Breaking the pattern
The solution transcends communication training to demand systemic cultural change. Managers must learn that leadership isn’t about possessing all answers but maintaining presence, even when answers prove elusive. “I don’t know yet, but let’s figure it out” beats silence every time.
Feedback needn’t be comprehensive to be valuable. Sometimes a simple acknowledgment—”got it” or “let me get back to you by tomorrow”—maintains crucial connection threads. In an age of digital overwhelm, even minimal responsiveness carries enormous weight.
The structural challenge
Organisations serious about building trust, retaining talent, and fostering psychological safety must examine this silent epidemic directly. Does company culture encourage transparency or enable avoidance? Are managers rewarded for outcomes or protected by titles? Are communication breakdowns addressed or dismissed as inevitable corporate friction?

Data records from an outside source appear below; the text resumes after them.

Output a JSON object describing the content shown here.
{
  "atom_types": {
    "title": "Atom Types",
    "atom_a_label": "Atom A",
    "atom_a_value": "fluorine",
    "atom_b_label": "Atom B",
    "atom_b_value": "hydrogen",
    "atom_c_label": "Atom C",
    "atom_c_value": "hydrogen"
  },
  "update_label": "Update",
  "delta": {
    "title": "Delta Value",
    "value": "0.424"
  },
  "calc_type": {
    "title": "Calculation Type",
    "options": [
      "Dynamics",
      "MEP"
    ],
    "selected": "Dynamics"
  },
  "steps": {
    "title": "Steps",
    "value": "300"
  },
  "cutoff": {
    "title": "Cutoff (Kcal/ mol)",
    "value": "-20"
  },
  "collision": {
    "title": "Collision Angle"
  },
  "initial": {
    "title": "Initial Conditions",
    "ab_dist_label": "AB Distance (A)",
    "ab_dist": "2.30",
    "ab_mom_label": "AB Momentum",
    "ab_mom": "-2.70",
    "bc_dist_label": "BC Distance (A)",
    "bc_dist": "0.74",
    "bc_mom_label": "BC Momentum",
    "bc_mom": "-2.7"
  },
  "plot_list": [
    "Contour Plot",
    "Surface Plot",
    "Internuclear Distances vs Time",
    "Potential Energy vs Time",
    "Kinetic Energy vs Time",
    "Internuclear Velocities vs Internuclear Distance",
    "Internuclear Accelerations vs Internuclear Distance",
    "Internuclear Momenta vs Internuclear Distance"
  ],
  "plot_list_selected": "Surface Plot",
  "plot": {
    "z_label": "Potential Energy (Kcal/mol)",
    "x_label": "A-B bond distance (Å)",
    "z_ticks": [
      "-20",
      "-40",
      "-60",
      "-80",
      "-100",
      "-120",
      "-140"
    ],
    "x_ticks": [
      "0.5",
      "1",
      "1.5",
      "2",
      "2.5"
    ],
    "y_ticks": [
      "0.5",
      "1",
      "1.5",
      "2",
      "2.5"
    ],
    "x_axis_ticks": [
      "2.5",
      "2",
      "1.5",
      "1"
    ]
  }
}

Ultimately, workplace ghosting represents structural rather than merely personal failure. Like all structural issues, it demands leadership characterised by integrity, not just reputation.
The echo effect
Managerial ghosting may seem quiet, but its impact reverberates loudly—in missed opportunities, unsurprising resignations, and teams that stop trying because they’ve stopped being heard. The loudest message leaders can send isn’t found in grand pronouncements but in their willingness to engage, respond, and remain present.
Breaking this silence requires intention rather than noise, presence rather than blame. Because in a world where connection drives performance, the absence of response speaks volumes—and none of it flatters those who choose to stay quiet.